Custom Object Detector Using Small Training Data

Object detection models take in an image as an input and outputs coordinates to signify the location of objects in the image, along with their detected class. It adds a level of complexity to image classification as there may be multiple objects of the same or different classes in the input image. Other issues might include different orientation of objects, and partial covering of objects. Training models from scratch may take considerable amount of compute power and training data. Fortunately, researchers publish their models with pre-trained weights and then we just needed to adapt them to our dataset.

For this project, I used pre-trained models that are available at the PyTorch Vision model hub for object detection. They are trained and tested on the COCO 2017 dataset which has over 60 classes. I have changed the number of classes to 4 (three objects + background) to match my dataset. We were only given about 1000 training images but that may be plenty given we are just fine tuning.

Another step that I took to “expand” my training data is to use albumentations for data augmentation. Albumentations offer a very easy to use API to structure transforms that can be randomly applied to your images during training. I added random brightness and contrast changes, as well as spatial changes such as scaling, shifting, and rotating the images. Since this is object detection, albumentations also returns the modified bounding boxes whenever transformations are applied.
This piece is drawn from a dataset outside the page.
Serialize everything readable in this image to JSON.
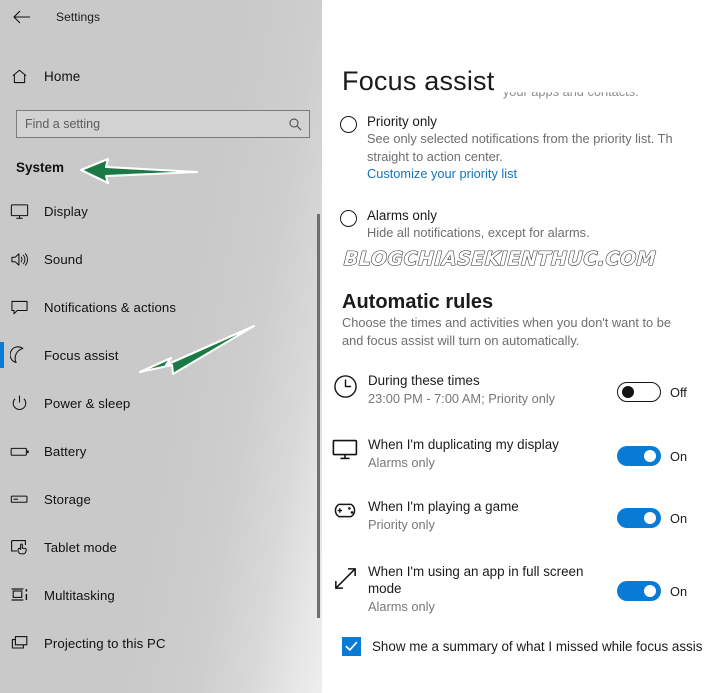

I have used weights and biases to track the losses while training. The training script that I have adapted uses a combination of 4 losses related to the classification of objects and the regression of the bounding boxes. After each epoch, the model is validated on the test set using precision, recall, and intersection over union using pycocotools.

During live testing, although it was able to detect objects at different orientations and partially covered objects, there is a huge delay in processing. In the future I might try to retrain this model using a smaller model or experiment on model weight quantization.

The trained weights are released along with the code in Github.